I don't get the point, what does this have to do with defer?

kbr- 4 days ago | parent [-]

The author of the post claims that defer eliminates the need for RAII.

Well, goto also eliminates the "need" but language features are about making life easier, and life is much easier with RAII compared to having only defer.

deagle50 3 days ago | parent [-]

I got that, but the I don't see what the example of move semantics has to do with RAII or defer.

kbr- 3 days ago | parent [-]

It makes things easier. Usually the move constructor (or move assignment operator) will cause the moved-from object to stop being responsible for releasing a resource, moving the responsibility to the moved-to object. Simplest example: move- construct unique-ptr X from unique-ptr Y. When X is destroyed it will free the memory, when Y is destroyed it will do nothing.

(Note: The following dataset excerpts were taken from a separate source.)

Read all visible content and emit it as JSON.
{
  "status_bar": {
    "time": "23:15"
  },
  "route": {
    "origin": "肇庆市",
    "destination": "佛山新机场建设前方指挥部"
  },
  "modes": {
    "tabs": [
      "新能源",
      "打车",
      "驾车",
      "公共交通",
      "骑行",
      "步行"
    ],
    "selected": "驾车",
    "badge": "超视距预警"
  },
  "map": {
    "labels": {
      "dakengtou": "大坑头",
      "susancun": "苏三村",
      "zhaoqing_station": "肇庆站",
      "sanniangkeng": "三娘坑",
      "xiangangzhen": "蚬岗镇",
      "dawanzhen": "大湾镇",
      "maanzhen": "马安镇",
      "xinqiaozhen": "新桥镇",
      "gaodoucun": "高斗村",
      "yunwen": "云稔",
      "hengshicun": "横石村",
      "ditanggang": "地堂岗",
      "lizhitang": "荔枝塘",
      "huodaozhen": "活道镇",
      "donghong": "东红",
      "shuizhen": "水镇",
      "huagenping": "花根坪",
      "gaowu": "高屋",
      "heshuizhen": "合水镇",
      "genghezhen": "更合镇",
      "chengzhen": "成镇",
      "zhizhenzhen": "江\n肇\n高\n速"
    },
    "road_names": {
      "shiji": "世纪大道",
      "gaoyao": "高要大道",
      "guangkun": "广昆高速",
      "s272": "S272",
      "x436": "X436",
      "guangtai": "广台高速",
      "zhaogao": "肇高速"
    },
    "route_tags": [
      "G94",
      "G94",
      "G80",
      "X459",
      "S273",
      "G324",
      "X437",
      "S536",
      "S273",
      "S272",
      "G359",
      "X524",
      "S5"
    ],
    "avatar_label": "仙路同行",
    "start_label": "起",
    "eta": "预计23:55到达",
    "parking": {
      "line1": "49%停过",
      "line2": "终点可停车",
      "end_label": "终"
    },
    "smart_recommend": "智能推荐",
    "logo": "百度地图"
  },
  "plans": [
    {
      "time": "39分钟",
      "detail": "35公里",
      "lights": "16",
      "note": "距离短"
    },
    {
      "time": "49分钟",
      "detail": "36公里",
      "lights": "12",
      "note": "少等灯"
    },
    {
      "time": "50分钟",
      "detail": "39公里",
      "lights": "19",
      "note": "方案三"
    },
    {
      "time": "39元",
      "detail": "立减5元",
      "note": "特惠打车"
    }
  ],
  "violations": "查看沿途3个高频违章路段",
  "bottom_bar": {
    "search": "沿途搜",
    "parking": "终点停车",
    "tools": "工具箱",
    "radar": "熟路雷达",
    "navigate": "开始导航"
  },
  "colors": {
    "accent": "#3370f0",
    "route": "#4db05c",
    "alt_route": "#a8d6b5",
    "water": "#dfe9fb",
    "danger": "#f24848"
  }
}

So you can allocate resource in one function, then move the object across function boundaries, module boundaries, into another object etc. and in the end the resource will be released exactly once when the final object is destroyed. No need to remember in each of these places along the path to release the resource explicitly if there's an error (through defer or otherwise).

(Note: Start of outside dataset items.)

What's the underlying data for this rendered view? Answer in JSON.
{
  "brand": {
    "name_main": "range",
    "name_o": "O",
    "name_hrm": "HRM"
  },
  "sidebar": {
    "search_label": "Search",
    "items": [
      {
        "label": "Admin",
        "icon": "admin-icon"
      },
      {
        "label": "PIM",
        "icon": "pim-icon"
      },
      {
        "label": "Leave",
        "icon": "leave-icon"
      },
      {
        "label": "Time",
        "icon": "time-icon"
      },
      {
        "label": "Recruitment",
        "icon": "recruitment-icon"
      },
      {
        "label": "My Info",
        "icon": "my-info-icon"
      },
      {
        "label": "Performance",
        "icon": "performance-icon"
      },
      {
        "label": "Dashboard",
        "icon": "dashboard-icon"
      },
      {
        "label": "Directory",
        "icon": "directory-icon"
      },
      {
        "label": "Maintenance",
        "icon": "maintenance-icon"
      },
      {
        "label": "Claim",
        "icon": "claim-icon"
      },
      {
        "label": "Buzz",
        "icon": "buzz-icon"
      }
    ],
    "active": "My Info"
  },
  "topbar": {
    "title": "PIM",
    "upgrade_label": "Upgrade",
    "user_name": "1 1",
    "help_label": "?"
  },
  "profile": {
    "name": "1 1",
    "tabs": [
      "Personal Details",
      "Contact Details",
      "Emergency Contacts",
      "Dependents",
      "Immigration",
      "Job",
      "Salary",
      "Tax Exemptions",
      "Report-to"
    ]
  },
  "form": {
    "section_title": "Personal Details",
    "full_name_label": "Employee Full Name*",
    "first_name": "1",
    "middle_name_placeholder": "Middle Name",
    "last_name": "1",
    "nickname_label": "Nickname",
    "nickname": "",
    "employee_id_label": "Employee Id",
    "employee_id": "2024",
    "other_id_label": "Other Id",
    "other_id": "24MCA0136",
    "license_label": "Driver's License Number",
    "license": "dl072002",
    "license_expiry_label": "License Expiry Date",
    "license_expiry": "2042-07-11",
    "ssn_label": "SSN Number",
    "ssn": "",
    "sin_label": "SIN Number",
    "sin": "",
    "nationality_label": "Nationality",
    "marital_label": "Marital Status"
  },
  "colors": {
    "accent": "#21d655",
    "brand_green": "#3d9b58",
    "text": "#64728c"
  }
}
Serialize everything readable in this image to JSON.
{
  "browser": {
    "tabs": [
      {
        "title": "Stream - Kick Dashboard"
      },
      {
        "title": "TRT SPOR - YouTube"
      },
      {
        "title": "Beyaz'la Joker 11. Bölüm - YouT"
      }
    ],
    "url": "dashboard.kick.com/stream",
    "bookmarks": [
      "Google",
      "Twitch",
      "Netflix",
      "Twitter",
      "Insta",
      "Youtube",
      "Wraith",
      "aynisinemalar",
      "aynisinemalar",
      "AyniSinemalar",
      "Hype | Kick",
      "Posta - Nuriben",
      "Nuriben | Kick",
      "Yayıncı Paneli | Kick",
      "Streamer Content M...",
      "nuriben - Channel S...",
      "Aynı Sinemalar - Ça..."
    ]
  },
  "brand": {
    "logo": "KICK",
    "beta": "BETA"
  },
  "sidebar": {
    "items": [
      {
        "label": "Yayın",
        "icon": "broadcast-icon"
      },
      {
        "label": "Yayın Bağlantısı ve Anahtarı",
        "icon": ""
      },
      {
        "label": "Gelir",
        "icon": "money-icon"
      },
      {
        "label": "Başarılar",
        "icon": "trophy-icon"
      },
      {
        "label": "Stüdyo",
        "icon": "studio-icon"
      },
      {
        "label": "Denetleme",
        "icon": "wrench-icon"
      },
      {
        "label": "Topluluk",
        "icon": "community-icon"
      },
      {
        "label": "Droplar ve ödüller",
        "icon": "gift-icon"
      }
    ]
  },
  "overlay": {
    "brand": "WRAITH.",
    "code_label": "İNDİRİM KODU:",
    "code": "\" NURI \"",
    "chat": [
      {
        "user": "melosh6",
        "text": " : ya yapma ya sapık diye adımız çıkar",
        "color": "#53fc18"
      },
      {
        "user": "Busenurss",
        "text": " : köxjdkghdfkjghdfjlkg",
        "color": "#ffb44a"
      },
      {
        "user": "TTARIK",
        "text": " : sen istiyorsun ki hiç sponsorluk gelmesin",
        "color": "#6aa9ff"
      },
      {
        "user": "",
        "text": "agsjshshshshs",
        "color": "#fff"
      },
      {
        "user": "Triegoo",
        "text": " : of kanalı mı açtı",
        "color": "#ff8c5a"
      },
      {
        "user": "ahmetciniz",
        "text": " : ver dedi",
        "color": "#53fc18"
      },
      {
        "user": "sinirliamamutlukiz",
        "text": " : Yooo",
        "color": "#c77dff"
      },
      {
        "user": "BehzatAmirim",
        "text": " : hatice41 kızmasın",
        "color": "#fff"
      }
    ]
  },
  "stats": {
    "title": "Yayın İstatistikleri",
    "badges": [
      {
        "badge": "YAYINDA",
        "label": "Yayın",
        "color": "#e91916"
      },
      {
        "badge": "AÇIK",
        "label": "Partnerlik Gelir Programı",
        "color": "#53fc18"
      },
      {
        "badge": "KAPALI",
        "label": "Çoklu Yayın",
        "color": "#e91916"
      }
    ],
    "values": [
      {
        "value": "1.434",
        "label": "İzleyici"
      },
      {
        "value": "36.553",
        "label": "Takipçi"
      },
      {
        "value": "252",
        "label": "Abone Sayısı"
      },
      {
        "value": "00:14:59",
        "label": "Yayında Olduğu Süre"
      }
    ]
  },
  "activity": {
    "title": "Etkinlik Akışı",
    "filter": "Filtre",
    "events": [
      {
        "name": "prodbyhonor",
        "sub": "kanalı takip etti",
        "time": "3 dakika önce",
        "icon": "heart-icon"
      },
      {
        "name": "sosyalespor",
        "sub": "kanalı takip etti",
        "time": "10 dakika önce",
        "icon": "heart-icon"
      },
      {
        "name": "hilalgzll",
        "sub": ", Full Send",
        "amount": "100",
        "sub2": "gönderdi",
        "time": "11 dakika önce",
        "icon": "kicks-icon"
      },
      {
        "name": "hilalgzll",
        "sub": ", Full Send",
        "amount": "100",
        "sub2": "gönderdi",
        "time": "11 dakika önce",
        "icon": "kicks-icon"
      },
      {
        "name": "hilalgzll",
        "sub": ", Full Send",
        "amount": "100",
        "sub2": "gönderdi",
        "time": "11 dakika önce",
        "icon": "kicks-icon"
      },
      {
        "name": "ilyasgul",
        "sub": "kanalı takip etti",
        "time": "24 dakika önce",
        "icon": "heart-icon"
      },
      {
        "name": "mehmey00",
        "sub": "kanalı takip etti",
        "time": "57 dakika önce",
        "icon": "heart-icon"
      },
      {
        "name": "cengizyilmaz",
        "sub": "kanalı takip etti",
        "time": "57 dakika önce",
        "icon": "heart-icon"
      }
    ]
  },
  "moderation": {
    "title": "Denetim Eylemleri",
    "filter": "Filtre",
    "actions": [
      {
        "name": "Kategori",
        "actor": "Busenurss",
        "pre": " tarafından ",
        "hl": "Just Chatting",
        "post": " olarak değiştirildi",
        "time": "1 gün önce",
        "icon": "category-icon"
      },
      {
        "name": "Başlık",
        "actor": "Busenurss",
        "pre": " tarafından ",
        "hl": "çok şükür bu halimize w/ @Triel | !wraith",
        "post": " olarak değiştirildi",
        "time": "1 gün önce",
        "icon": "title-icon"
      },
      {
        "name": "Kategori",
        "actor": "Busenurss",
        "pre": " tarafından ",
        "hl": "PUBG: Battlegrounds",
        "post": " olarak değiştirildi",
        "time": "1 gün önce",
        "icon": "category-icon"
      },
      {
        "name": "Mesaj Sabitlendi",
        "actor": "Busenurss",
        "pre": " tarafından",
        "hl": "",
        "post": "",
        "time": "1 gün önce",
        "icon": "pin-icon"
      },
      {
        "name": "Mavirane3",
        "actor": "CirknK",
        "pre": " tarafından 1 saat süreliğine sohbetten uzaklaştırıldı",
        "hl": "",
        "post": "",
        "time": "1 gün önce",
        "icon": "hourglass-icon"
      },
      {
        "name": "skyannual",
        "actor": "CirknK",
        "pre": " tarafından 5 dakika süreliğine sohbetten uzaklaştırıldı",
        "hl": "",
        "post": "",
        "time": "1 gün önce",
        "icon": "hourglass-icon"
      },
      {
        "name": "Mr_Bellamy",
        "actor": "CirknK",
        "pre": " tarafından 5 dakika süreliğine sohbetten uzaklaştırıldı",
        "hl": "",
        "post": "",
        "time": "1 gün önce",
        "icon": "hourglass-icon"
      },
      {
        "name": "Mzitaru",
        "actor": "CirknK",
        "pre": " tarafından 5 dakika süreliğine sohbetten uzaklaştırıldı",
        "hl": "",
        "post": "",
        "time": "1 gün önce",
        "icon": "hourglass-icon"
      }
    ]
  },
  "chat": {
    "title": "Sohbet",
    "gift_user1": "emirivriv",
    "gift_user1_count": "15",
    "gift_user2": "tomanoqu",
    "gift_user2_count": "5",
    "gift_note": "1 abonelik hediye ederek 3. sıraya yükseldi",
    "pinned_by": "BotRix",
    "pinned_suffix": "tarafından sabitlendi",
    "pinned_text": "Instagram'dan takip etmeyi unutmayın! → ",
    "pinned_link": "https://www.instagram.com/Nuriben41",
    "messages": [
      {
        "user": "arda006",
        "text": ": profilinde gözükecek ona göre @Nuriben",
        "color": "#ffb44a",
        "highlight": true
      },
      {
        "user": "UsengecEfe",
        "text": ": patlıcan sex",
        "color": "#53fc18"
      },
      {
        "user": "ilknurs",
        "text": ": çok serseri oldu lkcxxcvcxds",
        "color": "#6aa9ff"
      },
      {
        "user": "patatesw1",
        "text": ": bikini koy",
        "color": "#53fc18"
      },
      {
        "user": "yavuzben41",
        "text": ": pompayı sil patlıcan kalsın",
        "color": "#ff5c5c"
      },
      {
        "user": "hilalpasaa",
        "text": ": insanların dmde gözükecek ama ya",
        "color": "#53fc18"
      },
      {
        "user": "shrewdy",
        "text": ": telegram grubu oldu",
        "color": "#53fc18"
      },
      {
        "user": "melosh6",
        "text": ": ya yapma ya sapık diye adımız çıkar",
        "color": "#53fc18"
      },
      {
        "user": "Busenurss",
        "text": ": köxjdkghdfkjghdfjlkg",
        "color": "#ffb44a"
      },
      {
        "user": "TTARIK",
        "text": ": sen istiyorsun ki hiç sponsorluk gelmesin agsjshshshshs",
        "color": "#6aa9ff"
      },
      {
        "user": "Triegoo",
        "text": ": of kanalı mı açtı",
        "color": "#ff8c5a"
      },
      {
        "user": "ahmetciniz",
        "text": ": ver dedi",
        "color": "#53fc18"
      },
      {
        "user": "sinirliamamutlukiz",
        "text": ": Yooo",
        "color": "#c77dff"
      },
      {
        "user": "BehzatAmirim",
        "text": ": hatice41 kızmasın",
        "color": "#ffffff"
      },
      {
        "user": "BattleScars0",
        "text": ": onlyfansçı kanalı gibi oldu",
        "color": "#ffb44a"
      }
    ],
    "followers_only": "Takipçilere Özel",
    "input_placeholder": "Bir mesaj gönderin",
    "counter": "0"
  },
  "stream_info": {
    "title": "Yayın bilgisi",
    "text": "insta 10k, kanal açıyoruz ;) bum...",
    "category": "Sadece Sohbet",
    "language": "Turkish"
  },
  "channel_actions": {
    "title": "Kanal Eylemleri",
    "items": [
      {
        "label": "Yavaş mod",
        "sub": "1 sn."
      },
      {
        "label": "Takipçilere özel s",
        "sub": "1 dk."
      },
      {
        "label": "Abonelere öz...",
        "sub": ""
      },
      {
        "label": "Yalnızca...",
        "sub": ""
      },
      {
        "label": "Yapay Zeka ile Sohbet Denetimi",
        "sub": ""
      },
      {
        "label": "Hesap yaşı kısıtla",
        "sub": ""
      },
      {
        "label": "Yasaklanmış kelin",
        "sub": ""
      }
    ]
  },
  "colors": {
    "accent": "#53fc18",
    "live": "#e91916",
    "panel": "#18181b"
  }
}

deagle50 3 days ago | parent [-]

I agree that it makes some things easier (at the expense of managing constructors/destructors), I'm disputing the blanket assertion that it's superior to manual management, in the context of Jai (and Odin). You're also introducing a reference count, but that's besides the point.

In Jai/Odin, every scope has default global and temp allocators, there's nothing stopping you from transferring ownership and/or passing pointers down the callstack. Then you either free in the last scope where the pointer lives or you pick a natural lifetime near the top of the callstack, defer clear temp there, and forget about it.

kbr- 2 days ago | parent | next [-]

You may also want to pass a resource through something like a channel, promise/future pair or similar. So it's not just down/up the callstack, sometimes it's "sideways". In those cases RAII is a life savior. Otherwise you have to explicitly remember about covering all possibilities: - what if resource never enters the channel - what if it enters the channel but never gets retrieved on the other side - what if the channel gets closed - what if other side tries to retrieve but cancels

Or you leak the resource.

jguegant 2 days ago | parent | prev [-]

> You're also introducing a reference count, but that's besides the point.

How so? RAII absolutely doesn't imply reference counting.